I was walking to my car when I saw the New York taxi. Someone was getting in and when the light came on I saw it was the same young woman who'd been driving.
“Hey thanks,” I said. “Back there.”
“You're the Lexus.”
“Lost and wandering. Good thing you came along.”
“We were saying I bet he thinks this is the Texas Highway Killer getting ready to claim another victim.”
“I knew you weren't the Texas Highway Killer because this isn't Texas.”
“Plus I doubt if he drives a yellow cab.”
“That's the other reason.”
“Here to help out?” she said.
“Wish I could. But I'm due back at the office tower in the great capital city.”
“Could be your last chance to make art history.”
“Or whatever it is you're doing here.”
“Or whatever it is we're doing here.”
She sat in the driver's seat with the door open, broad-bodied, not quite the levitated sylph she'd appeared to be in the bucking dust of that earlier moment.
“This your car?”
“I volunteered it more or less,” she said, “so I guess I'm stuck with a taxi, which is slightly inconvenient. But to see the look on Klara's face I'd have to say yeah it was worth it.”

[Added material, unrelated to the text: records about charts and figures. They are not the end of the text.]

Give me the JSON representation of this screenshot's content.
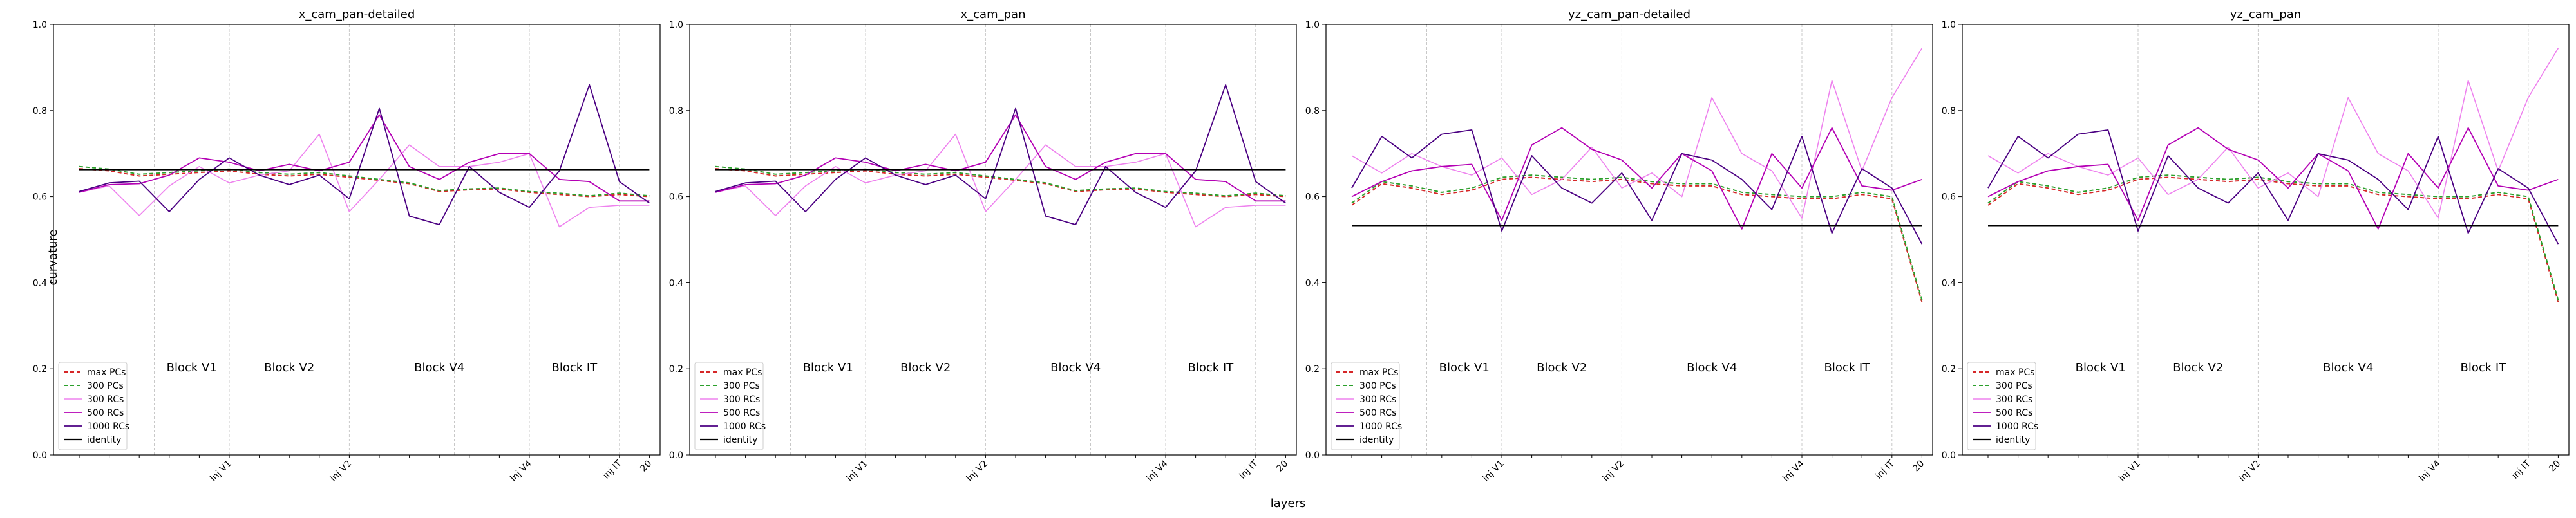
{
  "figure": {
    "ylabel": "curvature",
    "xlabel": "layers"
  },
  "chart_data": [
    {
      "type": "line",
      "title": "x_cam_pan-detailed",
      "ylim": [
        0,
        1.0
      ],
      "yticks": [
        "0.0",
        "0.2",
        "0.4",
        "0.6",
        "0.8",
        "1.0"
      ],
      "xticks": [
        {
          "label": "inj V1",
          "at": 5
        },
        {
          "label": "inj V2",
          "at": 9
        },
        {
          "label": "inj V4",
          "at": 15
        },
        {
          "label": "inj IT",
          "at": 18
        },
        {
          "label": "20",
          "at": 19
        }
      ],
      "block_lines": [
        2.5,
        5,
        9,
        12.5,
        15,
        18
      ],
      "block_labels": [
        {
          "text": "Block V1",
          "at": 3.75
        },
        {
          "text": "Block V2",
          "at": 7
        },
        {
          "text": "Block V4",
          "at": 12
        },
        {
          "text": "Block IT",
          "at": 16.5
        }
      ],
      "x": [
        0,
        1,
        2,
        3,
        4,
        5,
        6,
        7,
        8,
        9,
        10,
        11,
        12,
        13,
        14,
        15,
        16,
        17,
        18,
        19
      ],
      "series": [
        {
          "name": "max PCs",
          "color": "#d62728",
          "dash": "6,4",
          "width": 2,
          "values": [
            0.665,
            0.66,
            0.648,
            0.652,
            0.656,
            0.66,
            0.652,
            0.648,
            0.652,
            0.645,
            0.638,
            0.63,
            0.612,
            0.616,
            0.618,
            0.61,
            0.605,
            0.6,
            0.605,
            0.6
          ]
        },
        {
          "name": "300 PCs",
          "color": "#2ca02c",
          "dash": "6,4",
          "width": 2,
          "values": [
            0.67,
            0.664,
            0.652,
            0.656,
            0.66,
            0.664,
            0.656,
            0.652,
            0.656,
            0.648,
            0.64,
            0.632,
            0.614,
            0.618,
            0.62,
            0.612,
            0.608,
            0.602,
            0.608,
            0.602
          ]
        },
        {
          "name": "300 RCs",
          "color": "#ee82ee",
          "dash": "",
          "width": 1.6,
          "values": [
            0.61,
            0.625,
            0.556,
            0.625,
            0.67,
            0.632,
            0.65,
            0.66,
            0.745,
            0.565,
            0.64,
            0.72,
            0.67,
            0.67,
            0.68,
            0.7,
            0.53,
            0.575,
            0.58,
            0.58
          ]
        },
        {
          "name": "500 RCs",
          "color": "#b400b4",
          "dash": "",
          "width": 1.8,
          "values": [
            0.61,
            0.628,
            0.63,
            0.65,
            0.69,
            0.68,
            0.66,
            0.675,
            0.66,
            0.68,
            0.79,
            0.67,
            0.64,
            0.68,
            0.7,
            0.7,
            0.64,
            0.635,
            0.59,
            0.59
          ]
        },
        {
          "name": "1000 RCs",
          "color": "#4b0082",
          "dash": "",
          "width": 1.8,
          "values": [
            0.612,
            0.632,
            0.636,
            0.565,
            0.64,
            0.69,
            0.65,
            0.628,
            0.65,
            0.595,
            0.805,
            0.555,
            0.535,
            0.67,
            0.61,
            0.575,
            0.66,
            0.86,
            0.635,
            0.585
          ]
        },
        {
          "name": "identity",
          "color": "#000000",
          "dash": "",
          "width": 2.2,
          "values": [
            0.663,
            0.663,
            0.663,
            0.663,
            0.663,
            0.663,
            0.663,
            0.663,
            0.663,
            0.663,
            0.663,
            0.663,
            0.663,
            0.663,
            0.663,
            0.663,
            0.663,
            0.663,
            0.663,
            0.663
          ]
        }
      ],
      "legend_position": "lower-left"
    },
    {
      "type": "line",
      "title": "x_cam_pan",
      "ylim": [
        0,
        1.0
      ],
      "yticks": [
        "0.0",
        "0.2",
        "0.4",
        "0.6",
        "0.8",
        "1.0"
      ],
      "xticks": [
        {
          "label": "inj V1",
          "at": 5
        },
        {
          "label": "inj V2",
          "at": 9
        },
        {
          "label": "inj V4",
          "at": 15
        },
        {
          "label": "inj IT",
          "at": 18
        },
        {
          "label": "20",
          "at": 19
        }
      ],
      "block_lines": [
        2.5,
        5,
        9,
        12.5,
        15,
        18
      ],
      "block_labels": [
        {
          "text": "Block V1",
          "at": 3.75
        },
        {
          "text": "Block V2",
          "at": 7
        },
        {
          "text": "Block V4",
          "at": 12
        },
        {
          "text": "Block IT",
          "at": 16.5
        }
      ],
      "x": [
        0,
        1,
        2,
        3,
        4,
        5,
        6,
        7,
        8,
        9,
        10,
        11,
        12,
        13,
        14,
        15,
        16,
        17,
        18,
        19
      ],
      "series": [
        {
          "name": "max PCs",
          "color": "#d62728",
          "dash": "6,4",
          "width": 2,
          "values": [
            0.665,
            0.66,
            0.648,
            0.652,
            0.656,
            0.66,
            0.652,
            0.648,
            0.652,
            0.645,
            0.638,
            0.63,
            0.612,
            0.616,
            0.618,
            0.61,
            0.605,
            0.6,
            0.605,
            0.6
          ]
        },
        {
          "name": "300 PCs",
          "color": "#2ca02c",
          "dash": "6,4",
          "width": 2,
          "values": [
            0.67,
            0.664,
            0.652,
            0.656,
            0.66,
            0.664,
            0.656,
            0.652,
            0.656,
            0.648,
            0.64,
            0.632,
            0.614,
            0.618,
            0.62,
            0.612,
            0.608,
            0.602,
            0.608,
            0.602
          ]
        },
        {
          "name": "300 RCs",
          "color": "#ee82ee",
          "dash": "",
          "width": 1.6,
          "values": [
            0.61,
            0.625,
            0.556,
            0.625,
            0.67,
            0.632,
            0.65,
            0.66,
            0.745,
            0.565,
            0.64,
            0.72,
            0.67,
            0.67,
            0.68,
            0.7,
            0.53,
            0.575,
            0.58,
            0.58
          ]
        },
        {
          "name": "500 RCs",
          "color": "#b400b4",
          "dash": "",
          "width": 1.8,
          "values": [
            0.61,
            0.628,
            0.63,
            0.65,
            0.69,
            0.68,
            0.66,
            0.675,
            0.66,
            0.68,
            0.79,
            0.67,
            0.64,
            0.68,
            0.7,
            0.7,
            0.64,
            0.635,
            0.59,
            0.59
          ]
        },
        {
          "name": "1000 RCs",
          "color": "#4b0082",
          "dash": "",
          "width": 1.8,
          "values": [
            0.612,
            0.632,
            0.636,
            0.565,
            0.64,
            0.69,
            0.65,
            0.628,
            0.65,
            0.595,
            0.805,
            0.555,
            0.535,
            0.67,
            0.61,
            0.575,
            0.66,
            0.86,
            0.635,
            0.585
          ]
        },
        {
          "name": "identity",
          "color": "#000000",
          "dash": "",
          "width": 2.2,
          "values": [
            0.663,
            0.663,
            0.663,
            0.663,
            0.663,
            0.663,
            0.663,
            0.663,
            0.663,
            0.663,
            0.663,
            0.663,
            0.663,
            0.663,
            0.663,
            0.663,
            0.663,
            0.663,
            0.663,
            0.663
          ]
        }
      ],
      "legend_position": "lower-left"
    },
    {
      "type": "line",
      "title": "yz_cam_pan-detailed",
      "ylim": [
        0,
        1.0
      ],
      "yticks": [
        "0.0",
        "0.2",
        "0.4",
        "0.6",
        "0.8",
        "1.0"
      ],
      "xticks": [
        {
          "label": "inj V1",
          "at": 5
        },
        {
          "label": "inj V2",
          "at": 9
        },
        {
          "label": "inj V4",
          "at": 15
        },
        {
          "label": "inj IT",
          "at": 18
        },
        {
          "label": "20",
          "at": 19
        }
      ],
      "block_lines": [
        2.5,
        5,
        9,
        12.5,
        15,
        18
      ],
      "block_labels": [
        {
          "text": "Block V1",
          "at": 3.75
        },
        {
          "text": "Block V2",
          "at": 7
        },
        {
          "text": "Block V4",
          "at": 12
        },
        {
          "text": "Block IT",
          "at": 16.5
        }
      ],
      "x": [
        0,
        1,
        2,
        3,
        4,
        5,
        6,
        7,
        8,
        9,
        10,
        11,
        12,
        13,
        14,
        15,
        16,
        17,
        18,
        19
      ],
      "series": [
        {
          "name": "max PCs",
          "color": "#d62728",
          "dash": "6,4",
          "width": 2,
          "values": [
            0.58,
            0.63,
            0.62,
            0.605,
            0.615,
            0.64,
            0.645,
            0.64,
            0.635,
            0.64,
            0.63,
            0.625,
            0.625,
            0.605,
            0.6,
            0.595,
            0.595,
            0.605,
            0.595,
            0.355
          ]
        },
        {
          "name": "300 PCs",
          "color": "#2ca02c",
          "dash": "6,4",
          "width": 2,
          "values": [
            0.585,
            0.635,
            0.625,
            0.61,
            0.62,
            0.645,
            0.65,
            0.645,
            0.64,
            0.645,
            0.635,
            0.63,
            0.63,
            0.61,
            0.605,
            0.6,
            0.6,
            0.61,
            0.6,
            0.36
          ]
        },
        {
          "name": "300 RCs",
          "color": "#ee82ee",
          "dash": "",
          "width": 1.6,
          "values": [
            0.695,
            0.655,
            0.7,
            0.67,
            0.65,
            0.69,
            0.605,
            0.64,
            0.715,
            0.62,
            0.655,
            0.6,
            0.83,
            0.7,
            0.66,
            0.55,
            0.87,
            0.66,
            0.83,
            0.945
          ]
        },
        {
          "name": "500 RCs",
          "color": "#b400b4",
          "dash": "",
          "width": 1.8,
          "values": [
            0.6,
            0.635,
            0.66,
            0.67,
            0.675,
            0.545,
            0.72,
            0.76,
            0.71,
            0.685,
            0.62,
            0.7,
            0.66,
            0.525,
            0.7,
            0.62,
            0.76,
            0.625,
            0.615,
            0.64
          ]
        },
        {
          "name": "1000 RCs",
          "color": "#4b0082",
          "dash": "",
          "width": 1.8,
          "values": [
            0.62,
            0.74,
            0.69,
            0.745,
            0.755,
            0.52,
            0.695,
            0.62,
            0.585,
            0.655,
            0.545,
            0.7,
            0.685,
            0.64,
            0.57,
            0.74,
            0.515,
            0.665,
            0.62,
            0.49
          ]
        },
        {
          "name": "identity",
          "color": "#000000",
          "dash": "",
          "width": 2.2,
          "values": [
            0.533,
            0.533,
            0.533,
            0.533,
            0.533,
            0.533,
            0.533,
            0.533,
            0.533,
            0.533,
            0.533,
            0.533,
            0.533,
            0.533,
            0.533,
            0.533,
            0.533,
            0.533,
            0.533,
            0.533
          ]
        }
      ],
      "legend_position": "lower-left"
    },
    {
      "type": "line",
      "title": "yz_cam_pan",
      "ylim": [
        0,
        1.0
      ],
      "yticks": [
        "0.0",
        "0.2",
        "0.4",
        "0.6",
        "0.8",
        "1.0"
      ],
      "xticks": [
        {
          "label": "inj V1",
          "at": 5
        },
        {
          "label": "inj V2",
          "at": 9
        },
        {
          "label": "inj V4",
          "at": 15
        },
        {
          "label": "inj IT",
          "at": 18
        },
        {
          "label": "20",
          "at": 19
        }
      ],
      "block_lines": [
        2.5,
        5,
        9,
        12.5,
        15,
        18
      ],
      "block_labels": [
        {
          "text": "Block V1",
          "at": 3.75
        },
        {
          "text": "Block V2",
          "at": 7
        },
        {
          "text": "Block V4",
          "at": 12
        },
        {
          "text": "Block IT",
          "at": 16.5
        }
      ],
      "x": [
        0,
        1,
        2,
        3,
        4,
        5,
        6,
        7,
        8,
        9,
        10,
        11,
        12,
        13,
        14,
        15,
        16,
        17,
        18,
        19
      ],
      "series": [
        {
          "name": "max PCs",
          "color": "#d62728",
          "dash": "6,4",
          "width": 2,
          "values": [
            0.58,
            0.63,
            0.62,
            0.605,
            0.615,
            0.64,
            0.645,
            0.64,
            0.635,
            0.64,
            0.63,
            0.625,
            0.625,
            0.605,
            0.6,
            0.595,
            0.595,
            0.605,
            0.595,
            0.355
          ]
        },
        {
          "name": "300 PCs",
          "color": "#2ca02c",
          "dash": "6,4",
          "width": 2,
          "values": [
            0.585,
            0.635,
            0.625,
            0.61,
            0.62,
            0.645,
            0.65,
            0.645,
            0.64,
            0.645,
            0.635,
            0.63,
            0.63,
            0.61,
            0.605,
            0.6,
            0.6,
            0.61,
            0.6,
            0.36
          ]
        },
        {
          "name": "300 RCs",
          "color": "#ee82ee",
          "dash": "",
          "width": 1.6,
          "values": [
            0.695,
            0.655,
            0.7,
            0.67,
            0.65,
            0.69,
            0.605,
            0.64,
            0.715,
            0.62,
            0.655,
            0.6,
            0.83,
            0.7,
            0.66,
            0.55,
            0.87,
            0.66,
            0.83,
            0.945
          ]
        },
        {
          "name": "500 RCs",
          "color": "#b400b4",
          "dash": "",
          "width": 1.8,
          "values": [
            0.6,
            0.635,
            0.66,
            0.67,
            0.675,
            0.545,
            0.72,
            0.76,
            0.71,
            0.685,
            0.62,
            0.7,
            0.66,
            0.525,
            0.7,
            0.62,
            0.76,
            0.625,
            0.615,
            0.64
          ]
        },
        {
          "name": "1000 RCs",
          "color": "#4b0082",
          "dash": "",
          "width": 1.8,
          "values": [
            0.62,
            0.74,
            0.69,
            0.745,
            0.755,
            0.52,
            0.695,
            0.62,
            0.585,
            0.655,
            0.545,
            0.7,
            0.685,
            0.64,
            0.57,
            0.74,
            0.515,
            0.665,
            0.62,
            0.49
          ]
        },
        {
          "name": "identity",
          "color": "#000000",
          "dash": "",
          "width": 2.2,
          "values": [
            0.533,
            0.533,
            0.533,
            0.533,
            0.533,
            0.533,
            0.533,
            0.533,
            0.533,
            0.533,
            0.533,
            0.533,
            0.533,
            0.533,
            0.533,
            0.533,
            0.533,
            0.533,
            0.533,
            0.533
          ]
        }
      ],
      "legend_position": "lower-left"
    }
  ]
}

Broad and open like a summer waitress who says
There you go
when she deposits the food in front of you.
“Been here long?”
“Going on seven weeks and I'm sticking it out if it takes forever, which it actually could.”
“Not homesick?”
“Now and then. But this is a one-chance thing. You been out there yet?”
“In the morning,” I said.
“Go early. The heat is mean.”
“I know about heat. I like heat.”
“Where you from?”
I didn't tell her I lived a quiet life in an unassuming house and so forth. Instead I told her where I was spending the night and I let her tell me how to get there although I already knew.